While warmly commending this book to one and all, this reviewer disagrees with Mitchell in one case: that of Adolf Hitler. In a counterfactual analysis, Mitchell suggests that Hitler might have been deterred and that several opportunities were lost to constrain Nazi Germany before the calamity of World War II. Yet Hitler and his outfit were dangerous and unusual precisely because they presumed eventual war, were ultimately undeterrable, and were hell-bent on a large-scale revanchist military adventure. Any retreats on their way to that dismal project were merely tactical. This was a regime that ran its economy into overdrive to maximize military preparation, and which gratuitously declared war on the United States even while locked in a struggle with the British Empire and the Soviet Union. Mitchell’s counterfactual imagines Britain and France pursuing a tighter alliance with Eastern European states in the 1930s. But at that time, a reluctant France was only halfheartedly configured to fight on its eastern flank and not at all beyond, while Britain had only a handful of divisions to commit to a land war in Europe. Such an alliance could hardly have moved Hitler to give up on his ambitions.
Mitchell also shortchanges Prime Minister Neville Chamberlain’s strategic predicament. He charges Chamberlain with naivety and insufficient balancing against the Nazi threat. Chamberlain’s utopian conceit that he could satisfy Hitler’s ambitions was wrongheaded, but there was also a steely and pragmatic Chamberlain. A little like Archidamus, he gained time and used it to undertake vital rearmament—“internal balancing,” in the language of international relations—and in a country where opposition to any rearmament was vocal.

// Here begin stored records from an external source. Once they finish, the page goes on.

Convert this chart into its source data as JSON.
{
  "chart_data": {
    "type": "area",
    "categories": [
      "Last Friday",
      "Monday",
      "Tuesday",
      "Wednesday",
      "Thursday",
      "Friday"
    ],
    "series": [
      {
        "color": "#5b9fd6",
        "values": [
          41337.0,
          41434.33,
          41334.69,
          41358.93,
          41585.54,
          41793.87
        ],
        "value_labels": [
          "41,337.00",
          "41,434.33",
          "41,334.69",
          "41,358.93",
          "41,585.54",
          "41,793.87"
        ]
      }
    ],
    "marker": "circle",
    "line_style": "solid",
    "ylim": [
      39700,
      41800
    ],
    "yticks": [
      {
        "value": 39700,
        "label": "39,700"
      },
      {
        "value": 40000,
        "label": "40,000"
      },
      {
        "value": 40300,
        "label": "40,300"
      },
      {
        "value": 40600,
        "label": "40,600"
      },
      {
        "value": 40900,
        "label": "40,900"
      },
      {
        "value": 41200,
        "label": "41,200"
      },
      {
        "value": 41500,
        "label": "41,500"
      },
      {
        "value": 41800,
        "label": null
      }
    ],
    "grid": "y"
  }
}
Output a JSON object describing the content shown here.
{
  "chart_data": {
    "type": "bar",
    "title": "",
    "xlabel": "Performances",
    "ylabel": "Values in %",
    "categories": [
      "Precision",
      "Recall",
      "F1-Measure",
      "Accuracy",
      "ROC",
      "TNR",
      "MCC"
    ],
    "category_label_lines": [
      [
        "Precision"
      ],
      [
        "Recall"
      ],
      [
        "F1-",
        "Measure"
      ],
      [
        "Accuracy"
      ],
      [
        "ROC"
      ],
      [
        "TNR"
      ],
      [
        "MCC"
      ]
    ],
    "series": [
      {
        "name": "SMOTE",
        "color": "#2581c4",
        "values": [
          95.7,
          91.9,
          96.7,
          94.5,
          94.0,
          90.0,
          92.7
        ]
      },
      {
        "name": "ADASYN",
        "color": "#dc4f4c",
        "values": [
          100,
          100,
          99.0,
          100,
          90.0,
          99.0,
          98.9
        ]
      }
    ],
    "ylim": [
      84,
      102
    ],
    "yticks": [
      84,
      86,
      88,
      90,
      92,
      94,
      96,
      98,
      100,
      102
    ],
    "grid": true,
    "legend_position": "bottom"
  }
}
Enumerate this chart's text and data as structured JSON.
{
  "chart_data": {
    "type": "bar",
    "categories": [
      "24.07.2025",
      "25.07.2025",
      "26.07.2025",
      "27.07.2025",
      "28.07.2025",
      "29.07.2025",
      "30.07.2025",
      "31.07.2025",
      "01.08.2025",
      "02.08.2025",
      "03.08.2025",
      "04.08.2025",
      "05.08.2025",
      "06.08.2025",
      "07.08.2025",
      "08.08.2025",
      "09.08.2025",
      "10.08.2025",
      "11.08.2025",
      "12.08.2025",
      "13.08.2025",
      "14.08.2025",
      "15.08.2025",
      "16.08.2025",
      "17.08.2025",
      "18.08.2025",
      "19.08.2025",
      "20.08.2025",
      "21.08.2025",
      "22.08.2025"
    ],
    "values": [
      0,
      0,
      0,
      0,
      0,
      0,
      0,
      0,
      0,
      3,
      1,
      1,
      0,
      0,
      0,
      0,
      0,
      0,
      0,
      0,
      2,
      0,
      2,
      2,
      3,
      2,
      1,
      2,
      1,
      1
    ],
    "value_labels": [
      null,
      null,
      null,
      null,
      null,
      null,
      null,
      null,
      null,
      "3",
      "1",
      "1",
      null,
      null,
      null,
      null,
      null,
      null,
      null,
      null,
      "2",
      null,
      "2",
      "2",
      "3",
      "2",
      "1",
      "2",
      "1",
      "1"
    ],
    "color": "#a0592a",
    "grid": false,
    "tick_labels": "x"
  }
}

Mitchell faults Chamberlain for not selecting an earlier war over Czechoslovakia, with its favorable terrain. This might be fair, but a short, sharp war that overthrew Hitler in 1938 would not have doused the flames of German hypernationalism any more than France’s occupation of the Ruhr in the 1920s did. And in the eyes of the United States—alas, then sympathetic to the principle of German ethnic reunion—Britain and France would be the aggressors. Any further clash might well have gone ahead without the material support from the U.S. that proved so crucial to the war that did happen. At least British diplomacy ensured that Hitler entered 1939 as the unambiguous aggressor. Appearances, as Machiavelli knew, matter as much as substance. None of this makes Chamberlain’s diplomatic judgments clearly right. Yet as Mitchell’s book repeatedly shows, history reveals how often statesmen face dilemmas with no simple way through.
Though the debate over the Munich Agreement will persist, it is a virtue of Mitchell’s Great Power Diplomacy that it turns attention back to these fundamental questions. “A soft tongue breaketh the bone,” goes the verse from Proverbs that opens the book. One day, our militaries will have to open fire less, if only diplomacy could get back its sinew.